宣教師と別れた彼女は「廓」という存在を知り、そこで働くことにした。
姿形などどうとでも変えられる為、凛は美しい黒髪を持つ若い少女に変身する。
自ら身売りに来る女は少ない。
言葉が分からない為、口もきけなかった。
置屋の主人はさすがに怪しんだが、その美貌は何よりも価値がある。
こうして低位の遊女となった凛は、比較的容易に男の精気を手に入れることが出来たのだ。
日本が鎖国に突入したのはそれから僅か五年後。
恩人である宣教師は母国へと戻り、一人きりとなった凛は姿を変えながら置屋を転々とした。
精力の有り余った男達に、泡沫の夢を見せる。
いつしか凛は身も心も「遊女」に染まっていった。
話を聞き終えた清四郎は、現時点まで無事生き延びてきた凛に心から感心した。
「それで?僕の精気は・・・それほど美味しいんですか?」
「わっちの嗅覚は鋭くての。最近では健康な男は極々稀じゃ。主さんはその点、見事と言うしかあるまい。」
「何故血液を?僕が知る限り、淫魔はその………精液を吸い取るはずでは?」
言葉を濁そうとした清四郎に、凛はクスリと笑って見せた。
「輸血が出来ない昔はそうしておったがの。今はちょっと吸い過ぎたとて、病院に運ばれれば助かるであろう?」
「ほう・・・・それで何とかなるんですか?」
「たまにあの世へ行く者もおったが、それももう、随分昔の話じゃ・・・。」
徐々に回復してきた清四郎は、ゆっくり立ち上がると「これからどうするんです?」と尋ねた。

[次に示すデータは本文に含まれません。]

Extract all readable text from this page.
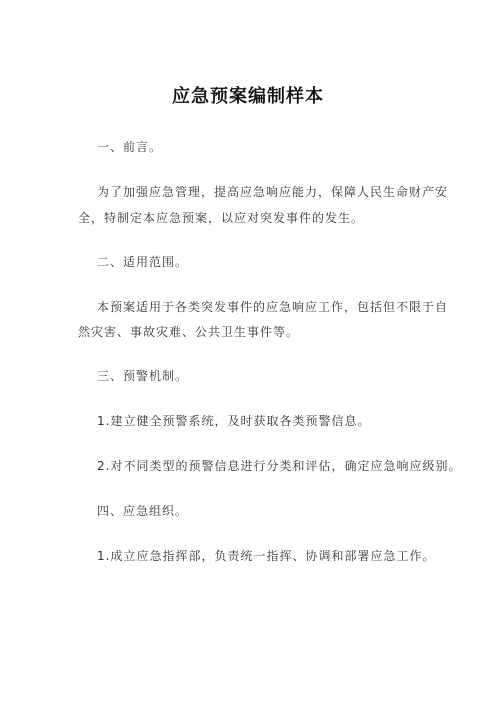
应急预案编制样本
一、前言。
为了加强应急管理，提高应急响应能力，保障人民生命财产安
全，特制定本应急预案，以应对突发事件的发生。
二、适用范围。
本预案适用于各类突发事件的应急响应工作，包括但不限于自
然灾害、事故灾难、公共卫生事件等。
三、预警机制。
1.建立健全预警系统，及时获取各类预警信息。
2.对不同类型的预警信息进行分类和评估，确定应急响应级别。
四、应急组织。
1.成立应急指挥部，负责统一指挥、协调和部署应急工作。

「身の上を明かした男は主さんで三人目。暫くは付き合ってもらおうかの。たっぷりと礼はするほどに・・・」
「礼?」
女はにやりと笑うと、先ほどの様に姿を変化させていく。
それは清四郎だけに通じる魔力。
清四郎の目だけに映る幻だ。
「悠理・・・・・」
「こうして主さんの想う女に変わって、夜な夜な楽しませてやろう。」
「!!!」
「どんな淫らな願望も全て叶う。どうじゃ?悪くない話じゃろう?」
最初は首を横に振っていた清四郎。
しかし、どれほだ強固な自制心を持っていたとしても、目の前に立つ恋しい女の裸体を、最後まで振り払うことは出来なかった。
「ああ・・・・悠理・・・・・」
「そう、存分に味わえば良い。」
こうして男は欲望の海へと、呆気なく堕ちていったのだ。